Pomatocalpa, commonly known as bladder orchids, or 鹿角兰属 (lu jiao lan shu), is a genus of about twenty five species from the orchid family, Orchidaceae. Plants in this genus are epiphytes or lithophytes with thick, leathery leaves and a large number of small flowers with a three-lobed labellum. There are about twenty five species found from tropical and subtropical Asia to the south-west Pacific.

==Description==
Orchids in the genus Pomatocalpa are monopodial epiphytic or lithophytic herbs with long, thick roots attached to the substrate, with fibrous stems and long-lasting leaves arranged in two rows with their bases obscuring the stems. A large number of relatively small flowers are arranged on a panicle or raceme and with sepals and petals that are similar to each other and a labellum that has three lobes.

==Taxonomy and naming==
The genus Pomatocalpa was first formally described in 1829 by Breda in Genera et Species Orchidearum et Asclepiadearum. The type species is Pomatocalpa spicatum.
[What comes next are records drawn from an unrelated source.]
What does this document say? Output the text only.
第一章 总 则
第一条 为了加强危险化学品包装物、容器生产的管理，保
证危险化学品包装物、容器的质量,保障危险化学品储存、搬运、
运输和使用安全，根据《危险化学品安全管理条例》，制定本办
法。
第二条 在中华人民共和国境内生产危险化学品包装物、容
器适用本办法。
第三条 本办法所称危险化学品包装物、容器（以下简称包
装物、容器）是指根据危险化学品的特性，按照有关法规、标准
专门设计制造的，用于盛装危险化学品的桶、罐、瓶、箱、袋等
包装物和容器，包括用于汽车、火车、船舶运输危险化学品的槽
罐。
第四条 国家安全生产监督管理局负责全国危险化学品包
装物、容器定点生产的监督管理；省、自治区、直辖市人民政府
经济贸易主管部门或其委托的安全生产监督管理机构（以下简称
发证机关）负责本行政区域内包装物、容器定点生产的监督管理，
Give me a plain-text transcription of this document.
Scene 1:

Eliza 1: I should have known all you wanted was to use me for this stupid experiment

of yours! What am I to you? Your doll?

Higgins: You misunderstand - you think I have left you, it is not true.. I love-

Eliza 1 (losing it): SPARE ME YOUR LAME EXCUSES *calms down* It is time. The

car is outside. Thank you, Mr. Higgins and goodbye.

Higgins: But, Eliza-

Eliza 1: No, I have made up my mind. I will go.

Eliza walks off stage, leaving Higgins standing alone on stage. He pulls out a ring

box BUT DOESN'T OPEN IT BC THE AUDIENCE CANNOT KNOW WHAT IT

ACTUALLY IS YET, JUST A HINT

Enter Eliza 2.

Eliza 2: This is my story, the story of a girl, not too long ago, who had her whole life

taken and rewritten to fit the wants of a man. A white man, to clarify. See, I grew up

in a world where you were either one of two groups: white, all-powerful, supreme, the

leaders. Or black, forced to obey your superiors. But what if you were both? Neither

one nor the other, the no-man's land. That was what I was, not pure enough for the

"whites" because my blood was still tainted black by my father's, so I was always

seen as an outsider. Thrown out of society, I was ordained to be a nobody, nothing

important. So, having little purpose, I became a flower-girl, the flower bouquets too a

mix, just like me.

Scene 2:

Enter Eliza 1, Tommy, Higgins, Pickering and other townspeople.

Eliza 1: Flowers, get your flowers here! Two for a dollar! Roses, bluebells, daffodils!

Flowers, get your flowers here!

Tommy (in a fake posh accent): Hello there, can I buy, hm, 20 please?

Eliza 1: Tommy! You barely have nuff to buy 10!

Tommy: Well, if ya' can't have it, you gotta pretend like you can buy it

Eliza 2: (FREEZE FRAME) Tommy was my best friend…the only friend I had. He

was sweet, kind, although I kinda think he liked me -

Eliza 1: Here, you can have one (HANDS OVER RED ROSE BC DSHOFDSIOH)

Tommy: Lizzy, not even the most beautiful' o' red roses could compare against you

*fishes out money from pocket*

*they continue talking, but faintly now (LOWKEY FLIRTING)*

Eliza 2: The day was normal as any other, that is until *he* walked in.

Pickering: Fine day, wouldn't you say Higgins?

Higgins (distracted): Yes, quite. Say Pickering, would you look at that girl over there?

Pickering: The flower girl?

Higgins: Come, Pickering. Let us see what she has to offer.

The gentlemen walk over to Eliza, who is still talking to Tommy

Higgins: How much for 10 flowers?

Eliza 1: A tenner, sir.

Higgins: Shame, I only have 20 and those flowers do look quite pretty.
The name Pomatocalpa is derived from the Ancient Greek words pomatos meaning "cover", "lid", "operculum" or "gill-cover" and kalpe meaning "vessel for drawing water", "pitcher" or "urn", referring to the deeply pouched labellum.

===Species===
The following is a list of species accepted by the Plants of the World Online as at October 2025:
- Pomatocalpa angustifolium Seidenf. - Thailand, Vietnam
- Pomatocalpa arachnanthe (Ridl.) J.J.Sm. - Malaysia
- Pomatocalpa armigerum (King & Pantl.) Tang & F.T.Wang - Assam, Bhutan
- Pomatocalpa bambusarum (King & Pantl.) Garay - Assam, Bhutan
- Pomatocalpa bhutanicum N.P.Balakr. - Bhutan
- Pomatocalpa bicolor (Lindl.) J.J.Sm. - Philippines
- Pomatocalpa decipiens (Lindl.) J.J.Sm. - India, Bangladesh, Sri Lanka
- Pomatocalpa diffusum Breda - Thailand, Malaysia, Indonesia, Philippines
- Pomatocalpa floresanum J.J.Sm. - Flores
- Pomatocalpa fuscum (Lindl.) J.J.Sm. - Malaysia, Borneo, Philippines
- Pomatocalpa grande Seidenf. - Vietnam
- Pomatocalpa koordersii (Rolfe) J.J.Sm.
- Pomatocalpa kunstleri (Hook.f.) J.J.Sm. - Thailand, Malaysia, Indonesia, Philippines
- Pomatocalpa linearipetalum J.J.Sm. - Seram
- Pomatocalpa macphersonii (F.Muell.) T.E.Hunt - New Guinea, Queensland
- Pomatocalpa maculosum (Lindl.) J.J.Sm. - widespread from Sri Lanka and Bhutan to Java and the Philippines
  - Pomatocalpa maculosum subsp. andamanicum (Hook.f.) Watthana
  - Pomatocalpa maculosum subsp. maculosum
- Pomatocalpa marsupiale (Kraenzl.) J.J.Sm. - Queensland, Maluku, Sulawesi, New Guinea, Solomons, Vanuatu
- Pomatocalpa parvum (Ridl.) J.J.Sm. - Pahang
- Pomatocalpa simalurense J.J.Sm . - Simeuluë
- Pomatocalpa sphaetophorum (Schltr.) J.J.Sm. - Borneo
- Pomatocalpa spicatum Breda, Kuhl & Hasselt - Hainan, Assam, Bhutan, Andaman & Nicobar Islands, Indochina, Malaysia, Indonesia, Philippines
- Pomatocalpa tonkinense (Gagnep.) Seidenf. - Vietnam, Laos
- Pomatocalpa truncatum (J.J.Sm.) J.J.Sm. - Borneo
- Pomatocalpa undulatum (Lindl.) J.J.Sm - Assam, Bangladesh, Taiwan
  - Pomatocalpa undulatum subsp. acuminatum (Rolfe) Watthana
  - Pomatocalpa undulatum subsp. undulatum

==Distribution==
Species in the genus Pomatocalpa are found from tropical and substropical Asia to the southwest Pacific.